Lexington child care planning team looks for new ways forward

Community members gathered for a second time on July 23 to discuss ways to help tackle the lack of child care options in Lexington and Dawson County.

LEXINGTON — In a continued effort to help alleviate the large child care shortage Lexington has, a second meeting of local businesses, organizations and concerned citizens took place on Tuesday, July 23.

The first meeting took place in June. The group discussed the need for child care options, heard testimony from the Gothenburg Early Childhood Learning Coalition and heard from Lexington organizations which were in early talks of what they could do to help tackle the problem.

The meeting started with updates on short term possible child care licenses in Lexington. Casey Madsen, director of Learning Adventures Child Care Center in Gothenburg said she is seeking to open a child care center in Lexington.

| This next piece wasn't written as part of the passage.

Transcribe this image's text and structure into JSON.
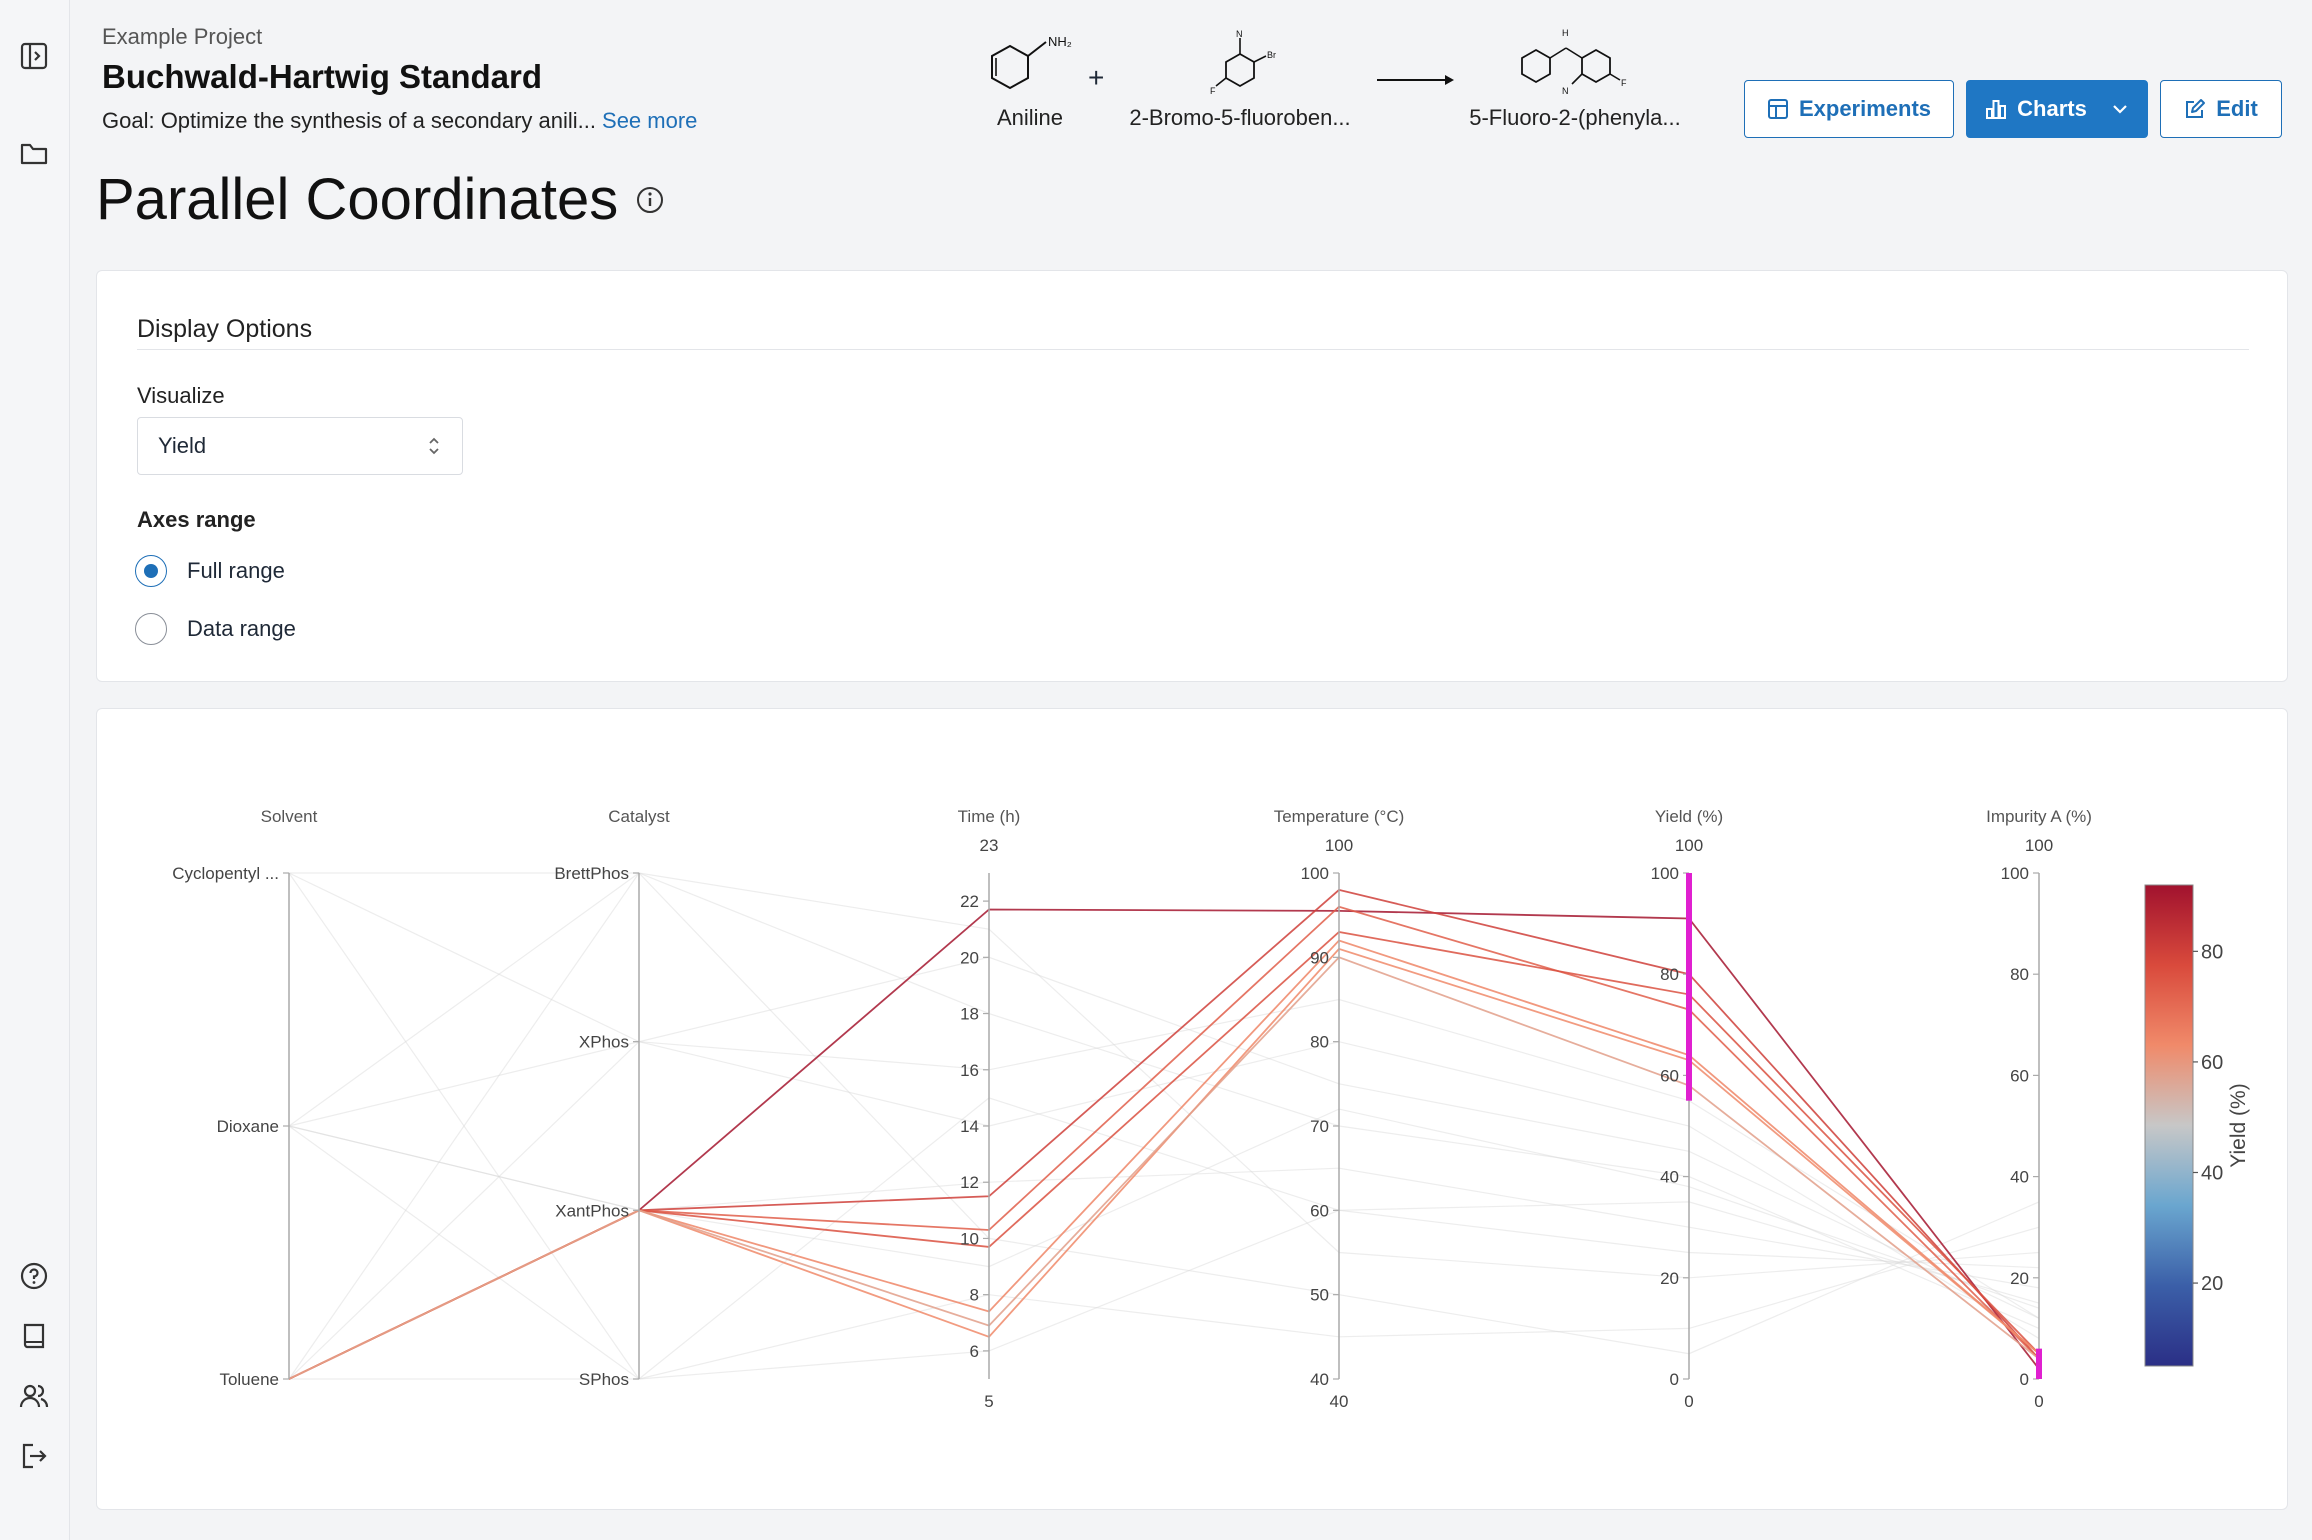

Madsen said she has toured both Trinity Lutheran Church and the First United Methodist Church as possible spaces to open a center.

Madsen and her assistant director Haleigh Rangel held a presentation about their business before the FUMC church council. The council then approved space in the church to be used for a child care center, the FUMC will now hold a congregational church vote to decide the matter.

Madsen is also giving the same presentation to the Trinity Lutheran Church. She said she is opening a center in Lexington regardless and is seeking a license for 50 to 60 children. If the center opens, it will be the largest and only child care center in Lexington at the moment.

YMCA of the Prairie CEO Riley Gruntorad said they are still in the starting stages of discussing opening a child care center. The YMCA has its own regulations, on top of those required by the Department of Health and Human Services. Opening a center hosted by the YMCA may take some time, he said.

Dawson County Area Development Executive Director Andrea McClintic was present at the meeting and said her office has shifted their focus to work force development. She said the county cannot get new employees if the county cannot provide adequate daycare for them.

McClintic suggested the Lexington Community Foundation be brought on board with this team, they could help more easily given their umbrella non-profit status, she said.

DHHS Child Care Inspection Specialist Shonna Werth said there is a lack of trained early childhood providers in the county. She said the requirements for child care providers can be rigorous and the only people you will find receiving the training are those people who are already involved in childcare.

“Child care is not babysitting, there is much more it than that,” Werth said, “Quality care for Dawson County is our goal.”

Werth also noted it can be a high financial cost to child care centers to train different people over and over again.

McClintic said a worker training grant could be written to help get people educated in providing quality childcare. These grants would come through the Department of Labor. McClintic said D.A.D. could pilot a career certification program for those taking child care classes.

There came a suggestion to host child care training classes in Dawson County to get as many people trained as possible. McClintic said this should be promoted like a college degree, showing people if they want to work in early childhood development, they go through these classes.

Another suggestion was to get area high school juniors and seniors who are interested in child care to take these classes and have them prepared to work right after graduation, or to go to college and get further degrees in child development.

First aid and CPR classes are something every provider needs to know and if they can train people on this, they can jump right into a child care job. Werth said Central Community College is also interested in getting involved.

“We want people to open their doors with an understanding of child care,” Werth said, “We want people involved to have a good grasp of quality care.”

A Rooted in Relationships, RiR, meeting took place after the planning meeting. RiR is a statewide initiative which partners with local communities to implement evidence based practices which enhance the social-emotional development of children, birth through age eight, according to their 2018 snapshot report.

RiR supports the “Pyramid Model,” a framework of evidence-based practices which seeks to promote the social, emotional, and behavioral competence of young children in selected family child care homes and centers.

Communities also establish a multi-disciplinary stakeholder team charged with development and implementing a long range plan to influence the early childhood systems of care to support healthy development, according to the report.

Dawson County began implementing the RiR initiative back in 2014. It is coordinated by Two Rivers Public Health Department, with the goal of collaborating so individuals in the county will be able to identify and access services which will result in healthy and stable families.

In 2018, RiR served 390 families and 589 children directly. Indirectly they served 30,895 families and 24,810 children, according to their 2018 report.

Last year the Pyramid Model was implemented by four coaches to 24 providers at 11 child care sites. There were 36 percent were center-based and 64 percent were home base providers, retention rate was 88 percent.

Two centers in Dawson County implemented the model across their entire programs.